When I first started working at Channel 3 in 1984, we would get calls all summer long from people complaining that we were calling the summer thunderstorm season, “the monsoon.”
In retrospect, it’s very interesting we were still getting that pushback considering the term “monsoon” was first applied to the southwest summer pattern in 1949. It was in an article by Ronald Ives which he called it the “Sonoran Monsoon.” I kind of like that. I have a copy of the publication and here it is in print.
And we know today that, yes, indeed Arizona is part of the North American monsoon, which is one of eight monsoons identified around the globe. And I suppose Ronald Ives is the father of the Arizona Monsoon.
Anything new takes some time to digest so it’s of no surprise that in the 1950s, newspaper articles of the day reflect the confusion. Check out this article from the Arizona Republic in July of 1955.
It’s July so that’s the start of the monsoon, according to the state climatologist at the time, Paul Kanghieser. And the headline dubs the month “hapless.” How I miss newspapers.

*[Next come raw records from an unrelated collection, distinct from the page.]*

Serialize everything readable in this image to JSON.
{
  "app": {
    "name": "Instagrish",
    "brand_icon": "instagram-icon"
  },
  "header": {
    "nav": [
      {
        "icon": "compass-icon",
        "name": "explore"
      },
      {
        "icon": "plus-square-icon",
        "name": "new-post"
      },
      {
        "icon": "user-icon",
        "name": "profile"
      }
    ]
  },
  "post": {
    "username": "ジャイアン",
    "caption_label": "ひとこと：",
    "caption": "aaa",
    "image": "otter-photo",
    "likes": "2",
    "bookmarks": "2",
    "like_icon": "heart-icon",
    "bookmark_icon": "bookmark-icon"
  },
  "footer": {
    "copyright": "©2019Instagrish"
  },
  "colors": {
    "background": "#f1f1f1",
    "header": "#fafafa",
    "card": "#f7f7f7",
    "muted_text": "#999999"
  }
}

Then there’s this one, a couple of years later, when Kanghieser, who would later with Robert Ingram, develop the what is now called the “legacy” method of tracking when the monsoon arrives (three days, 55 dew points), further explains why the Arizona monsoon is a “real” monsoon.
My favorite article found from the same time period, however, is a letter to the editor at the Tucson Star complaining about the use of the word monsoon. Then the editor explains, tongue-in-cheek, why he thinks it's called that.
“It’s our belief that Tucson’s use of the term 'monsoon' dates back to the cynical observation of a printer, here from a much damper clime. As he watched a very small summer shower come and go, he commented sardonically, 'Well, now we’ve had our monsoon season, get set for a long dry spell.'”
Now that’s funny. By the way, by the legacy definition of the monsoon, it arrived in Phoenix on July 8 in 2018, which is about an average arrival date.